Foxconn spokesman Bruce Liu said Wednesday that the statement was an "apology to the underage workers and their parents."

He said the incident is an individual case and has not occurred in any other Foxconn factories on the Chinese mainland.

"Foxconn is expanding its manufacturing ability on the mainland. The company cooperated with vocational schools, under the coordination of local authorities, to hire student interns to work in some of Foxconn's factories in order to solve occasional labor shortage issues," Liu said.

Foxconn said in the statement that approximately 2.7 percent of its workforce of 1.2 million people on the Chinese mainland are interns.

Chinese Labor Law refers to workers below the age of 16 as child laborers. Employers can be fined or have their business licenses revoked for illegally hiring child laborers, according to the law.

The underage workers were among thousands of student interns sent to factories by vocational schools in Yantai after Foxconn turned to the Administration Committee of the Yantai Development Zone for help in solving a severe labor shortage that occurred in September, when the company reported a shortage of 19,000 workers.

Foxconn's Yantai factory is one of the company's eight major production bases on the mainland. The factory went into operation in 2004 and produces PCs, mobile phones and video game consoles.

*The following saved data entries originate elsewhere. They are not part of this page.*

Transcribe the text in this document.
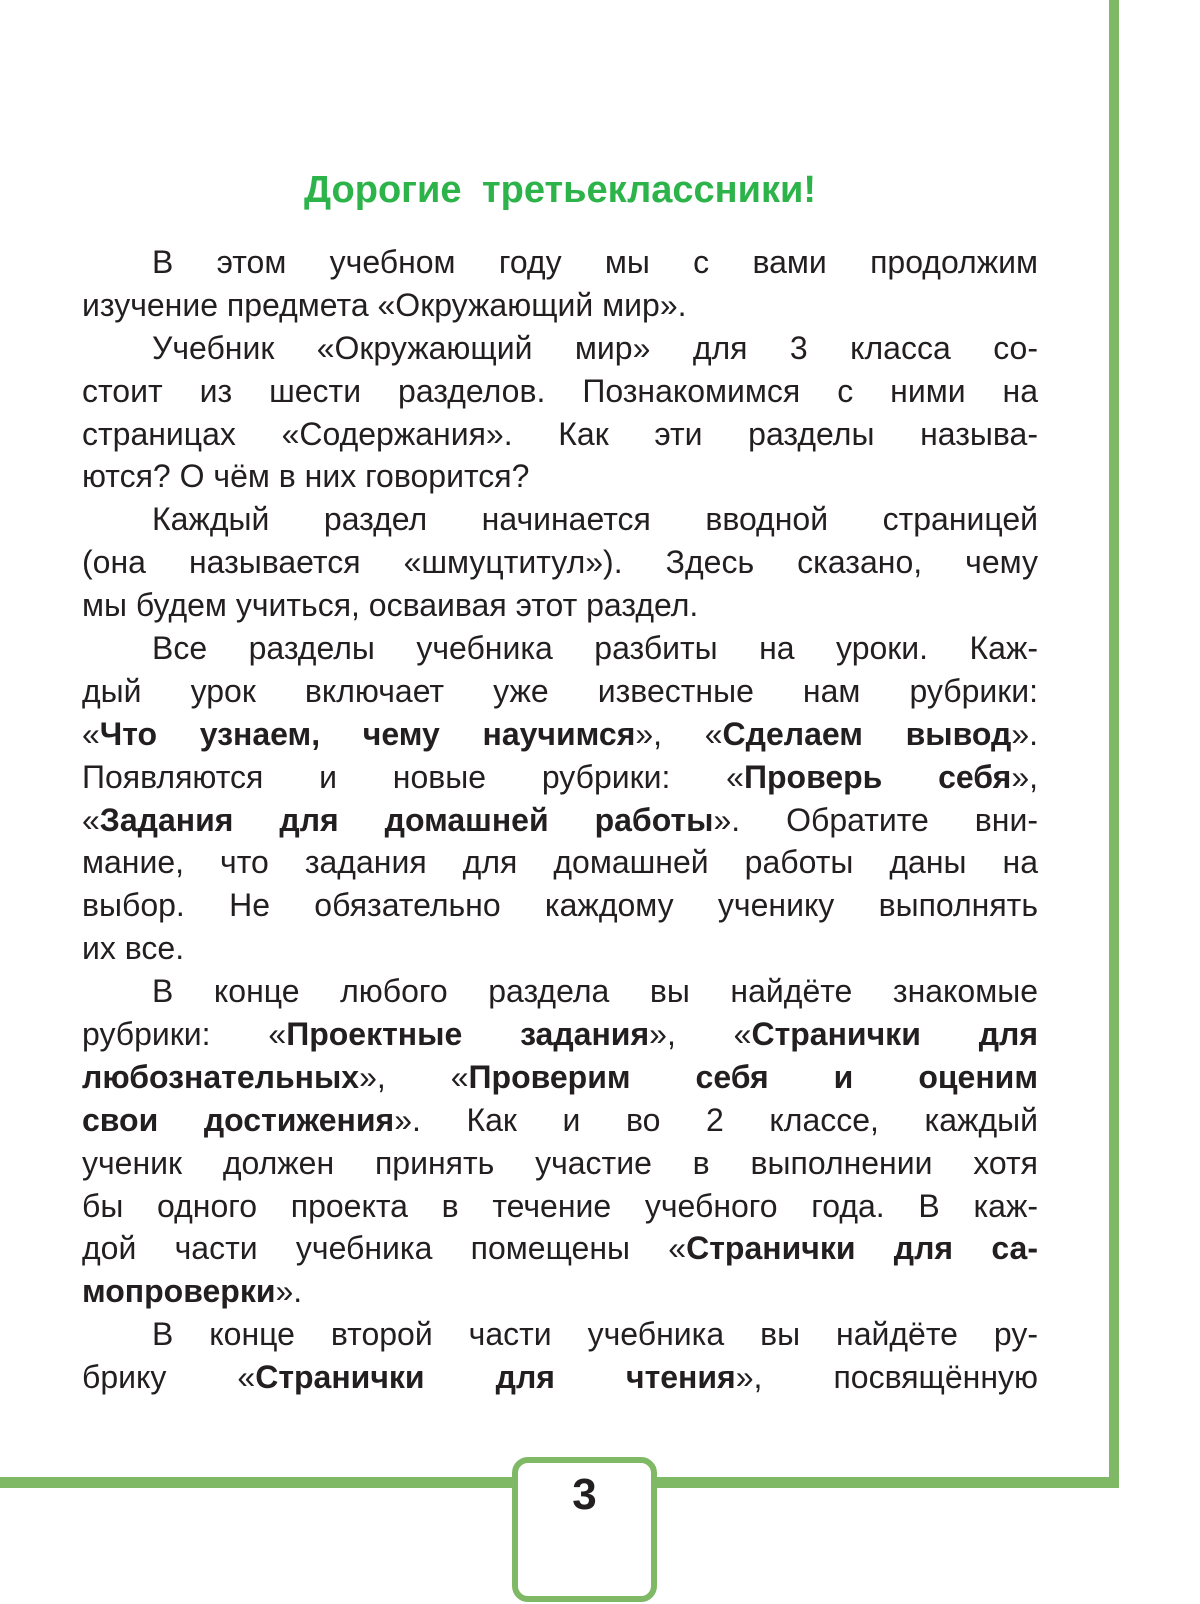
Дорогие третьеклассники!
В этом учебном году мы с вами продолжим
изучение предмета «Окружающий мир».
Учебник «Окружающий мир» для 3 класса со-
стоит из шести разделов. Познакомимся с ними на
страницах «Содержания». Как эти разделы называ-
ются? О чём в них говорится?
Каждый раздел начинается вводной страницей
(она называется «шмуцтитул»). Здесь сказано, чему
мы будем учиться, осваивая этот раздел.
Все разделы учебника разбиты на уроки. Каж-
дый урок включает уже известные нам рубрики:
«Что узнаем, чему научимся», «Сделаем вывод».
Появляются и новые рубрики: «Проверь себя»,
«Задания для домашней работы». Обратите вни-
мание, что задания для домашней работы даны на
выбор. Не обязательно каждому ученику выполнять
их все.
В конце любого раздела вы найдёте знакомые
рубрики: «Проектные задания», «Странички для
любознательных», «Проверим себя и оценим
свои достижения». Как и во 2 классе, каждый
ученик должен принять участие в выполнении хотя
бы одного проекта в течение учебного года. В каж-
дой части учебника помещены «Странички для са-
мопроверки».
В конце второй части учебника вы найдёте ру-
брику «Странички для чтения», посвящённую
3
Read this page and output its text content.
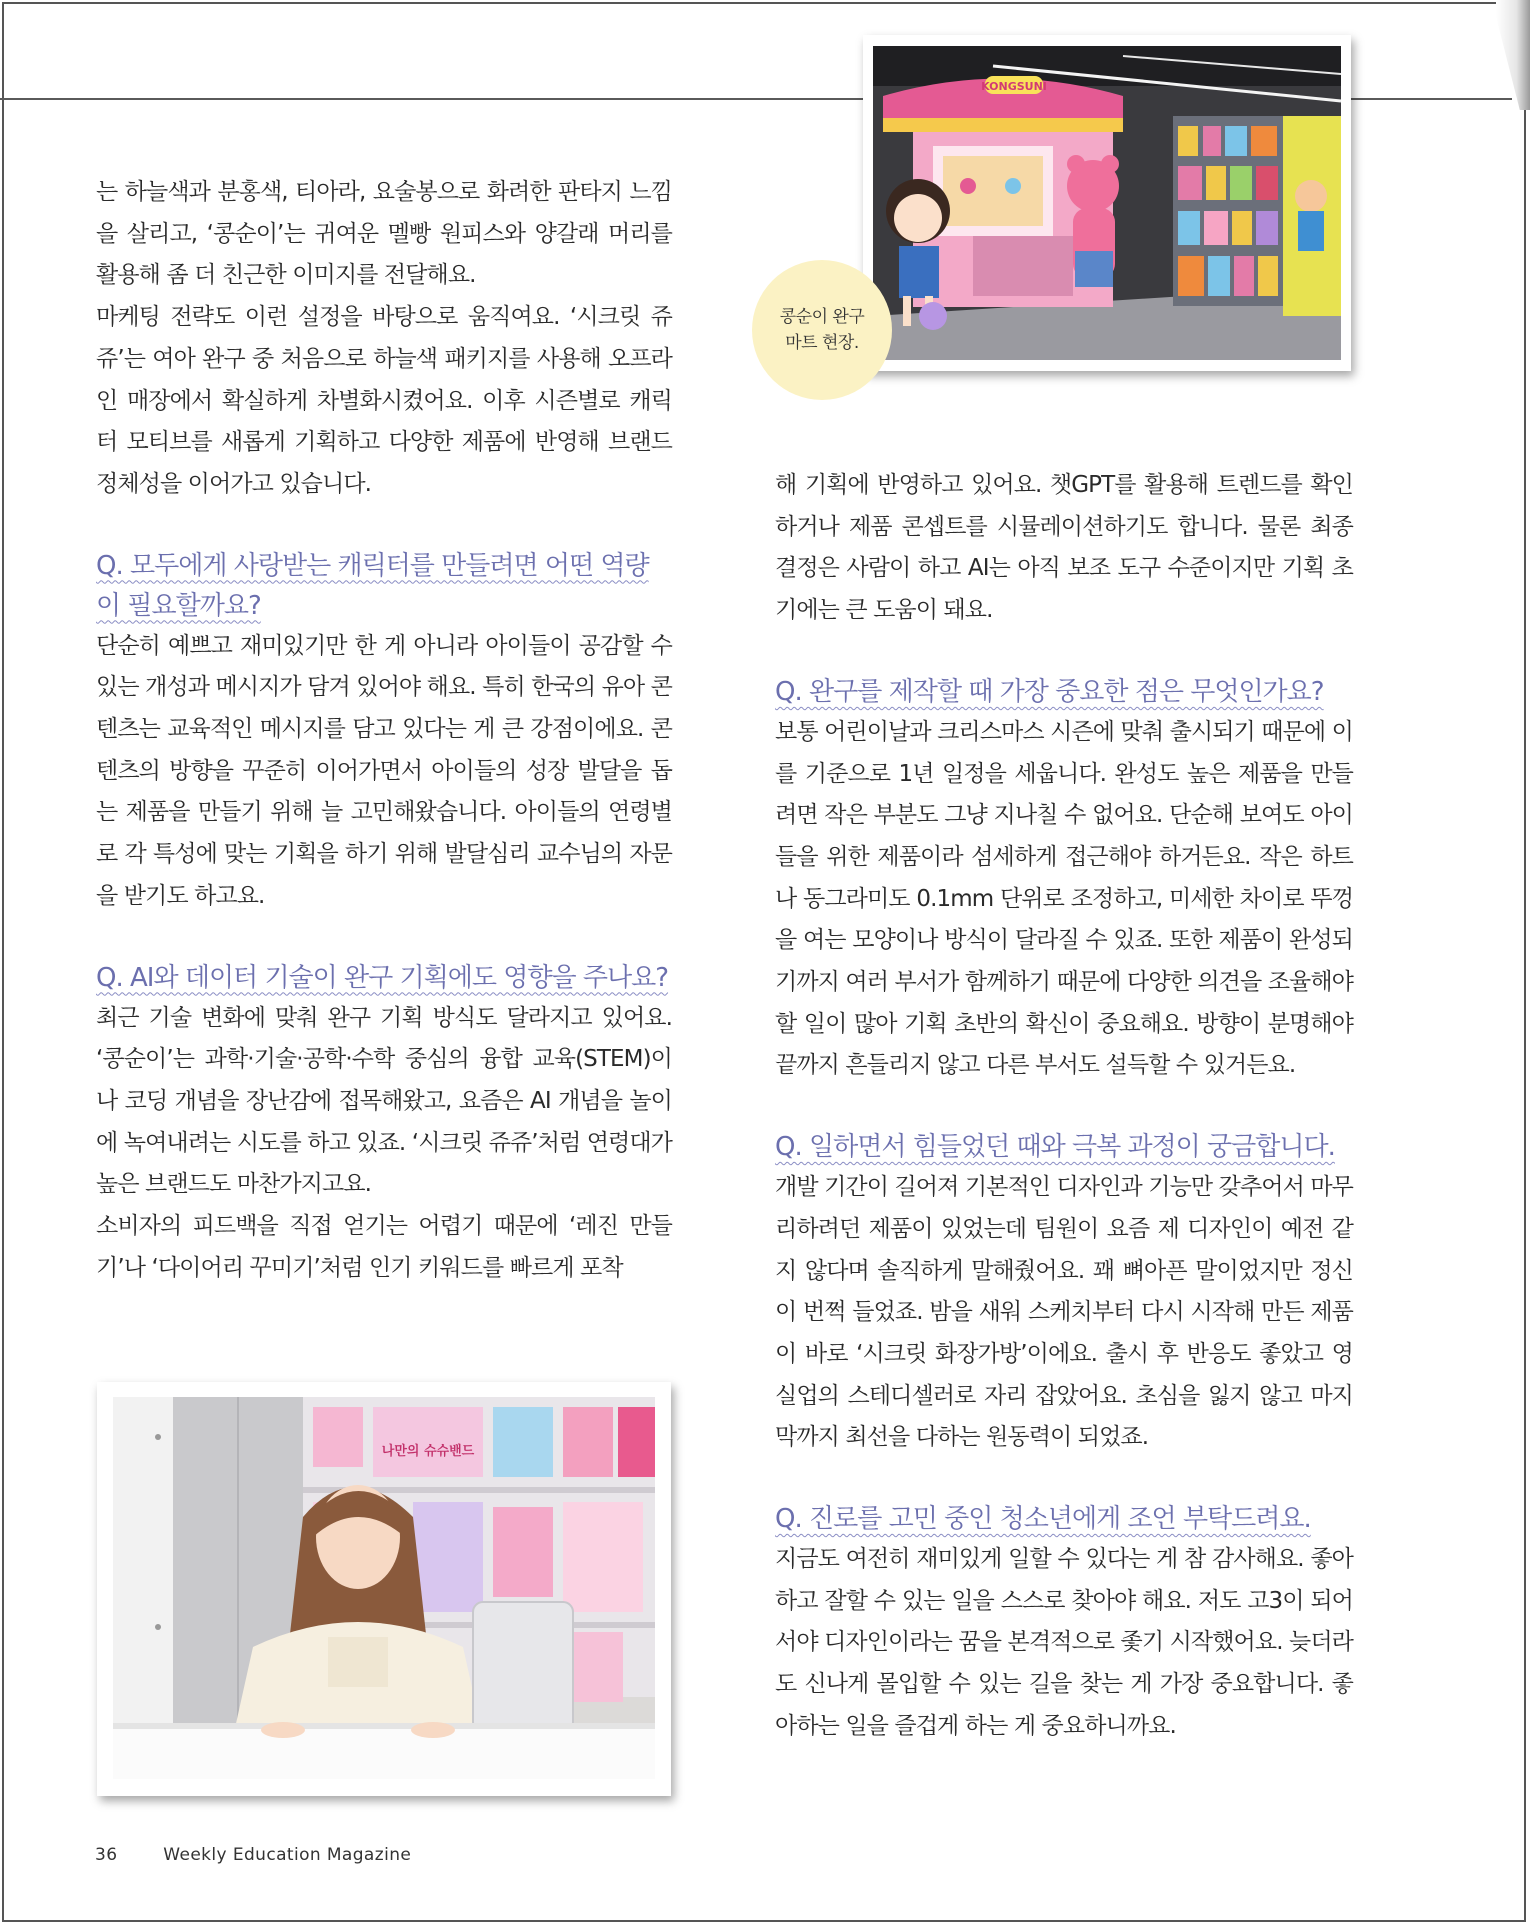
는 하늘색과 분홍색, 티아라, 요술봉으로 화려한 판타지 느낌을 살리고, ‘콩순이’는 귀여운 멜빵 원피스와 양갈래 머리를 활용해 좀 더 친근한 이미지를 전달해요.

마케팅 전략도 이런 설정을 바탕으로 움직여요. ‘시크릿 쥬쥬’는 여아 완구 중 처음으로 하늘색 패키지를 사용해 오프라인 매장에서 확실하게 차별화시켰어요. 이후 시즌별로 캐릭터 모티브를 새롭게 기획하고 다양한 제품에 반영해 브랜드 정체성을 이어가고 있습니다.

Q. 모두에게 사랑받는 캐릭터를 만들려면 어떤 역량이 필요할까요?

단순히 예쁘고 재미있기만 한 게 아니라 아이들이 공감할 수 있는 개성과 메시지가 담겨 있어야 해요. 특히 한국의 유아 콘텐츠는 교육적인 메시지를 담고 있다는 게 큰 강점이에요. 콘텐츠의 방향을 꾸준히 이어가면서 아이들의 성장 발달을 돕는 제품을 만들기 위해 늘 고민해왔습니다. 아이들의 연령별로 각 특성에 맞는 기획을 하기 위해 발달심리 교수님의 자문을 받기도 하고요.

Q. AI와 데이터 기술이 완구 기획에도 영향을 주나요?

최근 기술 변화에 맞춰 완구 기획 방식도 달라지고 있어요. ‘콩순이’는 과학·기술·공학·수학 중심의 융합 교육(STEM)이나 코딩 개념을 장난감에 접목해왔고, 요즘은 AI 개념을 놀이에 녹여내려는 시도를 하고 있죠. ‘시크릿 쥬쥬’처럼 연령대가 높은 브랜드도 마찬가지고요.

소비자의 피드백을 직접 얻기는 어렵기 때문에 ‘레진 만들기’나 ‘다이어리 꾸미기’처럼 인기 키워드를 빠르게 포착

해 기획에 반영하고 있어요. 챗GPT를 활용해 트렌드를 확인하거나 제품 콘셉트를 시뮬레이션하기도 합니다. 물론 최종 결정은 사람이 하고 AI는 아직 보조 도구 수준이지만 기획 초기에는 큰 도움이 돼요.

Q. 완구를 제작할 때 가장 중요한 점은 무엇인가요?

보통 어린이날과 크리스마스 시즌에 맞춰 출시되기 때문에 이를 기준으로 1년 일정을 세웁니다. 완성도 높은 제품을 만들려면 작은 부분도 그냥 지나칠 수 없어요. 단순해 보여도 아이들을 위한 제품이라 섬세하게 접근해야 하거든요. 작은 하트나 동그라미도 0.1mm 단위로 조정하고, 미세한 차이로 뚜껑을 여는 모양이나 방식이 달라질 수 있죠. 또한 제품이 완성되기까지 여러 부서가 함께하기 때문에 다양한 의견을 조율해야 할 일이 많아 기획 초반의 확신이 중요해요. 방향이 분명해야 끝까지 흔들리지 않고 다른 부서도 설득할 수 있거든요.

Q. 일하면서 힘들었던 때와 극복 과정이 궁금합니다.

개발 기간이 길어져 기본적인 디자인과 기능만 갖추어서 마무리하려던 제품이 있었는데 팀원이 요즘 제 디자인이 예전 같지 않다며 솔직하게 말해줬어요. 꽤 뼈아픈 말이었지만 정신이 번쩍 들었죠. 밤을 새워 스케치부터 다시 시작해 만든 제품이 바로 ‘시크릿 화장가방’이에요. 출시 후 반응도 좋았고 영실업의 스테디셀러로 자리 잡았어요. 초심을 잃지 않고 마지막까지 최선을 다하는 원동력이 되었죠.

Q. 진로를 고민 중인 청소년에게 조언 부탁드려요.

지금도 여전히 재미있게 일할 수 있다는 게 참 감사해요. 좋아하고 잘할 수 있는 일을 스스로 찾아야 해요. 저도 고3이 되어서야 디자인이라는 꿈을 본격적으로 좇기 시작했어요. 늦더라도 신나게 몰입할 수 있는 길을 찾는 게 가장 중요합니다. 좋아하는 일을 즐겁게 하는 게 중요하니까요.

KONGSUNI
콩순이 완구
마트 현장.
나만의 슈슈밴드
36	Weekly Education Magazine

By 2011, the company had realized an output value of 109.6 billion yuan (17.5 billion U.S. dollars), ranking first among all overseas-funded firms registered in east China's Shandong Province.

In contrast to the export plight currently suffered by many Chinese manufacturing firms amid the eurozone debt crisis, Foxconn's production has been increasing, with 32 production lines recently added to help the company keep up with its orders.